Le passage de VHR dans les ruisseaux et les terres humides mène à la destruction de l’habitat et à sa perte. Souvent, les plus gros dommages sont causés lorsque des conducteurs successifs, pour éviter une zone humide, font une série de nouvelles ornières parallèles à celle qui existait déjà. Les VHR sont, par conséquent, interdits dans la RNF du Ruisseau-Portobello.
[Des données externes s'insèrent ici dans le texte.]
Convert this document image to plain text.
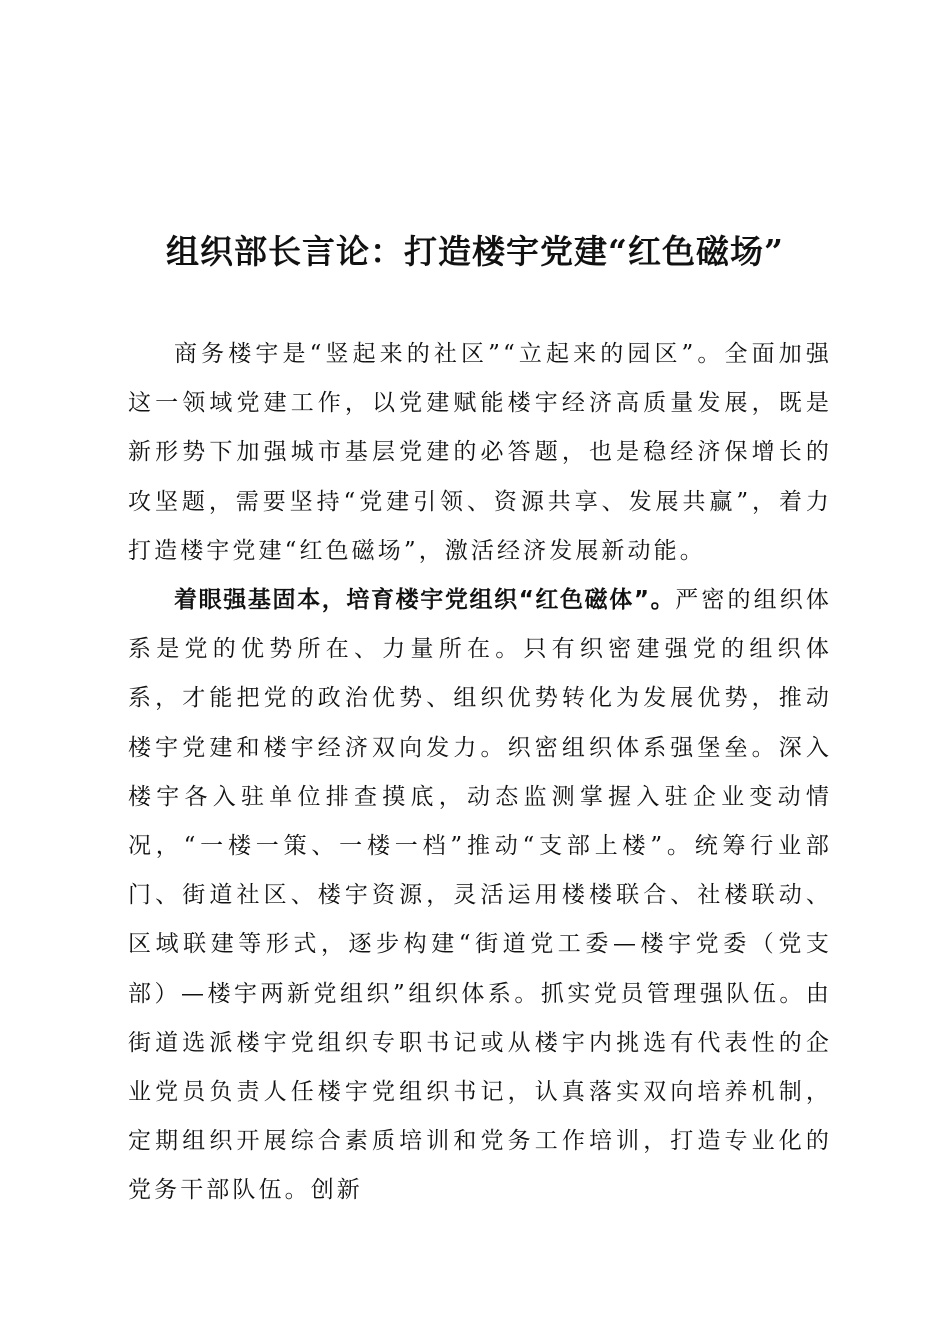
组织部长言论：打造楼宇党建“红色磁场”

商务楼宇是“竖起来的社区”“立起来的园区”。全面加强这一领域党建工作，以党建赋能楼宇经济高质量发展，既是新形势下加强城市基层党建的必答题，也是稳经济保增长的攻坚题，需要坚持“党建引领、资源共享、发展共赢”，着力打造楼宇党建“红色磁场”，激活经济发展新动能。

着眼强基固本，培育楼宇党组织“红色磁体”。严密的组织体系是党的优势所在、力量所在。只有织密建强党的组织体系，才能把党的政治优势、组织优势转化为发展优势，推动楼宇党建和楼宇经济双向发力。织密组织体系强堡垒。深入楼宇各入驻单位排查摸底，动态监测掌握入驻企业变动情况，“一楼一策、一楼一档”推动“支部上楼”。统筹行业部门、街道社区、楼宇资源，灵活运用楼楼联合、社楼联动、区域联建等形式，逐步构建“街道党工委—楼宇党委（党支部）—楼宇两新党组织”组织体系。抓实党员管理强队伍。由街道选派楼宇党组织专职书记或从楼宇内挑选有代表性的企业党员负责人任楼宇党组织书记，认真落实双向培养机制，定期组织开展综合素质培训和党务工作培训，打造专业化的党务干部队伍。创新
3.7 Fragmentation de l’habitat

Les terres forestières acquérant de la valeur, des zones auparavant inaccessibles en viennent à être exploitées. Dans les terres privées du réseau du ruisseau Portobello, les arbres des forêts anciennes de la plaine d’inondation sont abattus à un rythme accéléré. Cela se fait grâce à la construction de routes qui traversent des terres auparavant intactes et de routes d’hiver sur des lacs et des terres humides gelés. Cependant, non seulement les processus biologiques sont résilients, mais ils sont aussi souvent mesurés à des échelles temporelles qui dépassent celles d’une vie humaine. Il faut espérer qu’il sera possible de remédier à la fragmentation de l’habitat dans la plaine d’inondation du ruisseau Portobello en poursuivant les acquisitions pour protéger cette réserve.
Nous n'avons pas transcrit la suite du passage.